The tax reform for peace in Colombia
In 2012, and with effects starting in 2013, Colombia carried out its most important tax reform in the last twenty years. With the idea of boosting jobs and the economy, from an economic standpoint, this reform generally reduced the taxation of companies. The effect of this reform, which has just been felt in 2014, indicates that there will be a need in 2015 to cover a hole in the budget of between 12 and 16 billion pesos (1 billion pesos = 400 million euros) for the ordinary financing of the Colombian State.
Additionally, the peace process, much awaited by the Colombians, is expected to result in some post-conflict costs of up to 22 billion pesos per year in public funds.
These two factors have inexorably led the Colombian government to propose a tax reform before the end of 2014, to level off the regular financing of the State, and it is preparing another more in-depth reform for 2015 to generate the resources needed for peace.
The proposed measures can be divided into those already announced as definite and those which have been discussed as potential by the government, trade unions and other forums.
I. Definite measures
- Wealth tax. Although this tax initially was meant to be temporary, it has been in effect for eight years now. The tax base would be net assets, over a minimum base of 1 billion pesos (€400,000), which base would exclude the shares held in national companies. The proposed tax rate would be progressive, from 1.6% to 9%. This tax, as has been the case up to now, is chargeable on a certain day (for example, January 1, 2015) and paid in four annual installments. For some taxpayers, this proposal duplicates their tax payable as compared to that existing previously.

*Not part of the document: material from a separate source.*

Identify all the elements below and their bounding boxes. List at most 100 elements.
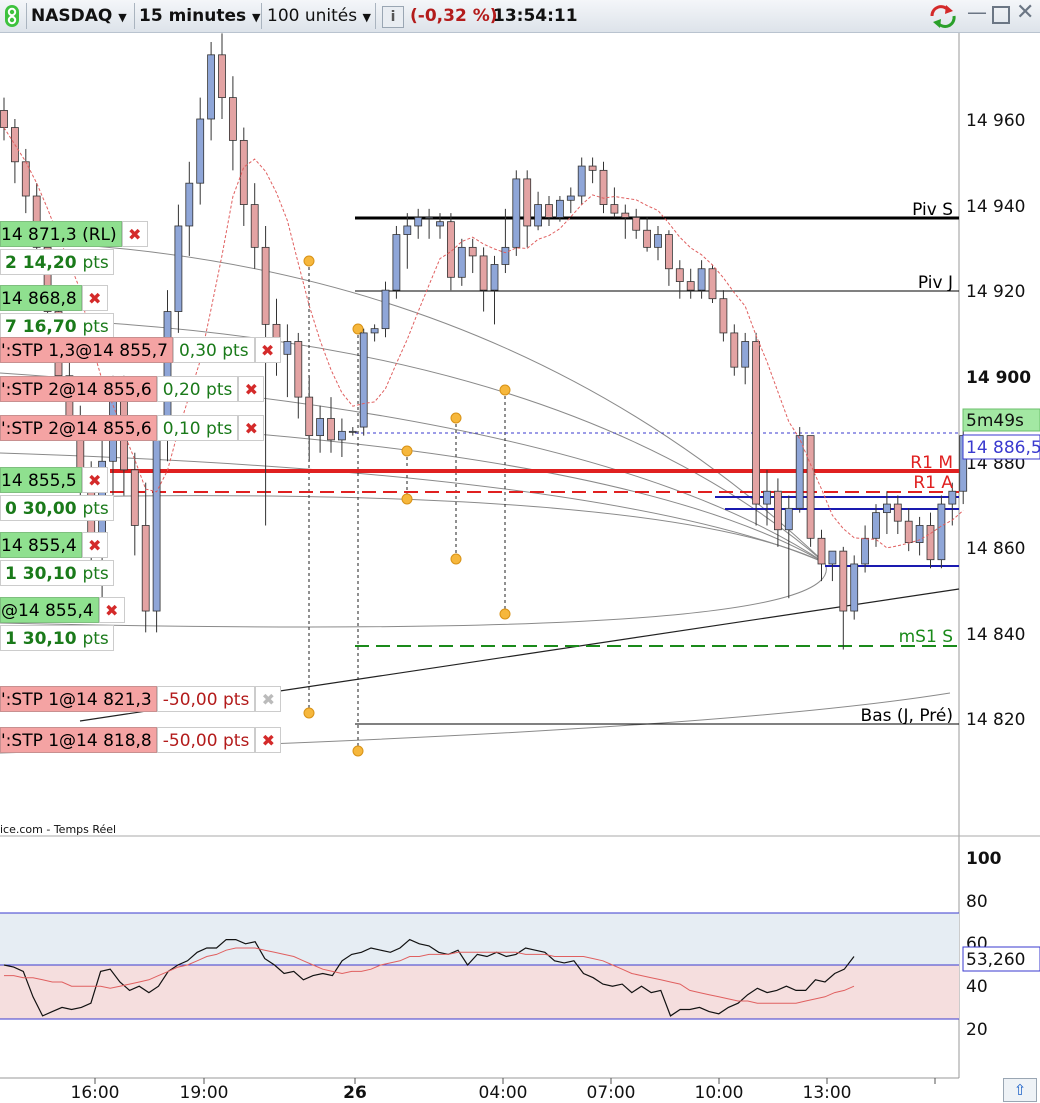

- Tax on financial movements. This tax is generated on any financial transaction (including any bank movements by individuals and by entities) and was supposed to be phased out so that in 2015, the rate would fall by half, from 0.4% to 0.2%, and would subsequently disappear. This reduction was aligned with the requirement that economic transactions be channeled through a bank in order for them to be deductible, as part of a measure according to which the deductibility of cash transactions is not recognized. However, the proposal is to keep the rate at 0.4% without any reduction.
II. Potential measures
- Tax on dividends. This proposal was already discussed in the last reform. Currently, in the Colombian tax system, if a company pays tax on all its income, the dividends it distributes are not taxed. Thus, the Government proposes establishing a tax on dividends, which in the last proposal was around 5%. Spanish investors would be protected from this tax by the tax treaty because they can apply the rate of 0%.
- VAT increase. The VAT rate in Colombia is currently 16%, so consideration has been given to raising this tax. The trade unions consider it feasible to gradually increase the rate by one point in 2015 and two points in 2016, consolidating a rate of 18%. Although in principle the government has not proposed applying this measure in this year’s reform, there is a high likelihood that this measure will be adopted in the 2015 reform.
- Other taxes. Although this has not been proposed by the government, there has been discussion about creating different taxes for different purposes such as education or the environment, but they are not expected to be included in the reform of this year.